With people living longer, the number of people affected by osteoarthritis (OA) is rising sharply. In 2005, 27 million people in the US were estimated to have OA, with the knees, hands and hips being the most common sites of involvement. OA is more prevalent in women than men. There is some evidence that heavy activity may predispose to developing OA. Occupations that require repetitive overuse of the knee confers an increase risk of OA of the knee. Prior knee injury is also a strong predictor of OA, especially injuries to the meniscus. Obesity is a strong risk factor for developing OA. Finally, malalignment has a strong influence on load distribution across the knee joint and the subsequent development of OA.
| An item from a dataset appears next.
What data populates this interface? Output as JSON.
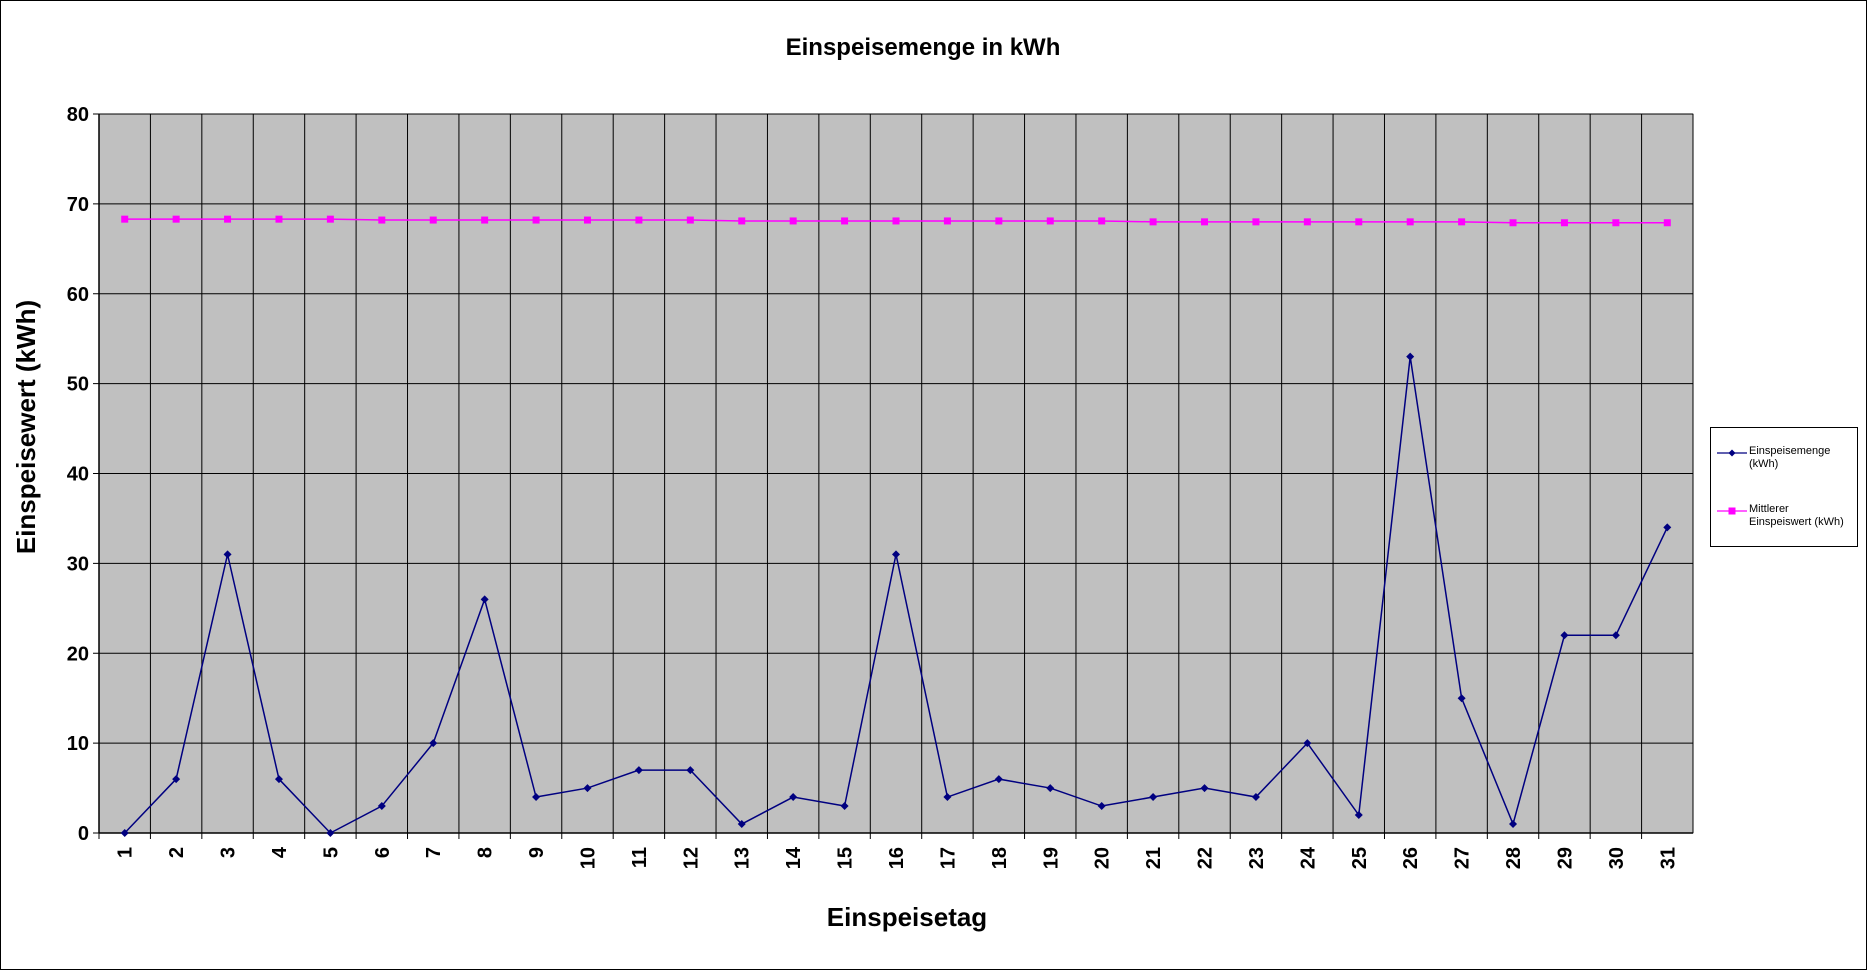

The American Academy of Orthopaedic Surgeons (AAOS) recently published a set of guidelines of effective treatments for OA. The best available scientific evidence in the literature was synthesized by a group of medical providers including orthopaedists, rheumatologists, physical medicine and rehabilitation physicians, and physical therapists. Short of knee replacement surgery, the following treatments have shown to be helpful in treating painful osteoarthritis of the knee and helping patients maintain functional activities:
1. Self management programs including weight loss efforts, lower extremity and core strengthening, and low-impact aerobic exercises.
2. Prescribed Physical Therapy, which may include range of motion exercises, strengthening, neuromuscular education and other useful modalities.
3. Hinged knee brace and/or unloading brace for those patients with excessive bow leggedness (varus) or excessive knock kneedness (valgus).
4. Nonsteroidal anti-inflammatory drugs (oral or topical).
5. Oral Tylenol
6. Narcotic medications for refractory pain if needed on rare, intermittent occasions. (However, I don’t recommend these for numerous reasons)
7. Knee steroid injections used periodically
8. Arthroscopic knee surgery for those with associated meniscal tears or loose bodies.
9. Realignment osteotomy surgery for those young patients with excessive varus or valgus deformities.
There are several other treatments that I have found helpful for patients with OA such as smoking cessation, as smoking has a deleterious effects on cartilage. I also recommend eating a diet rich in natural anti-oxidants (ie. fruits and veggies) and limiting foods that are highly processed. Many patients of mine have also had good relief with viscosupplementation injections for knee OA.
Finally, numerous patients ask me if stem cell injections would help their arthritis pain in their knee. There is currently no good evidence out there for me to be able to recommend stem cell injections for arthritis. Moreover, these injections are very costly to patients, as insurance companies will not cover them given this lack of evidence that they help. Furthermore, there is no good evidence in reputable journals that they build cartilage in arthritic knee.